🤖 AI Summary
This work addresses the challenge that language agents struggle to effectively distill task experiences into reusable knowledge in continual settings, as existing memory systems couple online acquisition and integration, lacking global abstraction across sessions. Inspired by complementary learning systems, the paper proposes Auto-Dreamer—the first learnable offline memory consolidation mechanism for language agents—that decouples rapid within-session memory encoding from slow cross-session integration. It generates compact, abstract memory surrogates by analyzing tool-use trajectories. The framework jointly optimizes a typed memory bank, bounded tool invocations, and source trajectory attribution via GRPO, using end-to-end task performance as reward. Evaluated on ScienceWorld, Auto-Dreamer outperforms the strongest baseline by 7 percentage points while compressing active memory usage by 12×. Without fine-tuning, it maintains state-of-the-art performance on ALFWorld and WebArena, reducing memory consumption in ALFWorld by 6×.
📝 Abstract
Language agents increasingly operate over streams of related tasks, yet existing memory systems struggle to convert accumulated experience into reusable knowledge. Retrieval-augmented and structured memory methods record per-session observations effectively, but often couple acquisition and consolidation into a single online process, leaving the agent without a global view across sessions to discover recurring patterns, abstract shared procedures, or prune redundant entries. Inspired by complementary learning systems theory, we propose Auto-Dreamer, a learned offline consolidator for language-agent memory. Auto-Dreamer decouples fast per-session memory acquisition from slow cross-session consolidation. Given a selected working region of a typed memory bank, the consolidator treats the region as read-only evidence, performs bounded tool-use to inspect entries and provenance-linked source trajectories, and synthesizes a fresh compact replacement set that abstracts across sessions and supersedes the original region.

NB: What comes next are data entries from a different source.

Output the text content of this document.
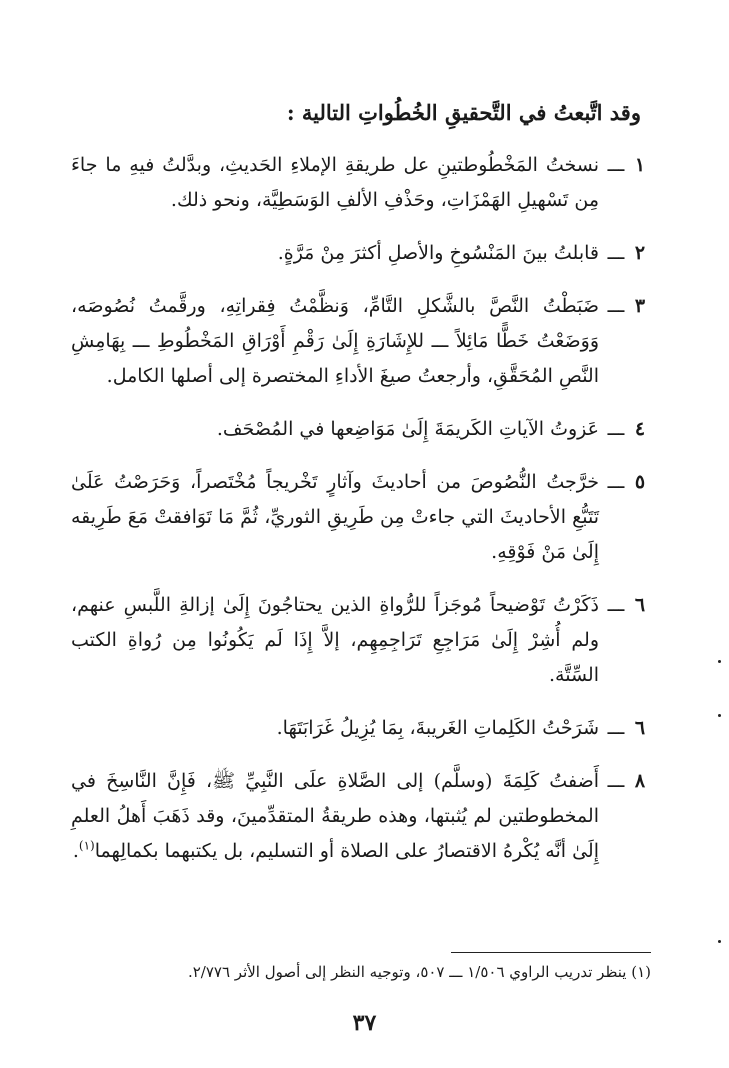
وقد اتَّبعتُ في التَّحقيقِ الخُطُواتِ التالية :
١
ـــ
نسختُ المَخْطُوطتينِ عل طريقةِ الإملاءِ الحَديثِ، وبدَّلتُ فيهِ ما جاءَ مِن تَسْهيلِ الهَمْزَاتِ، وحَذْفِ الألفِ الوَسَطِيَّة، ونحو ذلك.
٢
ـــ
قابلتُ بينَ المَنْسُوخِ والأصلِ أكثرَ مِنْ مَرَّةٍ.
٣
ـــ
ضَبَطْتُ النَّصَّ بالشَّكلِ التَّامِّ، وَنظَّمْتُ فِقراتِهِ، ورقَّمتُ نُصُوصَه، وَوَضَعْتُ خَطًّا مَائِلاً ـــ للإِشَارَةِ إِلَىٰ رَقْمِ أَوْرَاقِ المَخْطُوطِ ـــ بِهَامِشِ النَّصِ المُحَقَّقِ، وأرجعتُ صيغَ الأداءِ المختصرة إلى أصلها الكامل.
٤
ـــ
عَزوتُ الآياتِ الكَريمَةَ إِلَىٰ مَوَاضِعها في المُصْحَف.
٥
ـــ
خرَّجتُ النُّصُوصَ من أحاديثَ وآثارٍ تَخْريجاً مُخْتَصراً، وَحَرَصْتُ عَلَىٰ تَتَبُّعِ الأحاديثَ التي جاءتْ مِن طَرِيقِ الثوريِّ، ثُمَّ مَا تَوَافقتْ مَعَ طَرِيقه إِلَىٰ مَنْ فَوْقِهِ.
٦
ـــ
ذَكَرْتُ تَوْضيحاً مُوجَزاً للرُّواةِ الذين يحتاجُونَ إِلَىٰ إزالةِ اللَّبسِ عنهم، ولم أُشِرْ إِلَىٰ مَرَاجِعِ تَرَاجِمِهِم، إلاَّ إِذَا لَم يَكُونُوا مِن رُواةِ الكتب السِّتَّة.
٦
ـــ
شَرَحْتُ الكَلِماتِ الغَريبةَ، بِمَا يُزِيلُ غَرَابَتَهَا.
٨
ـــ
أَضفتُ كَلِمَةَ (وسلَّم) إلى الصَّلاةِ علَى النَّبِيِّ ﷺ، فَإِنَّ النَّاسِخَ في المخطوطتين لم يُثبتها، وهذه طريقةُ المتقدِّمينَ، وقد ذَهَبَ أَهلُ العلمِ إِلَىٰ أنَّه يُكْرهُ الاقتصارُ على الصلاة أو التسليم، بل يكتبهما بكمالِهما$^{(١)}$.
(١) ينظر تدريب الراوي ١/٥٠٦ ـــ ٥٠٧، وتوجيه النظر إلى أصول الأثر ٢/٧٧٦.
٣٧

We train Auto-Dreamer via GRPO, using end-to-end agent performance as the reward signal to learn how to consolidate memories acquired through fast online experience. Trained on ScienceWorld trajectories alone, Auto-Dreamer outperforms fixed, RL-trained, and prompted memory baselines on ScienceWorld by 7 points while using an active memory bank 12$\times$ smaller than the strongest baseline, and continues to lead on held-out ALFWorld and WebArena without retraining -- using 6$\times$ less memory than the strongest baseline on ALFWorld.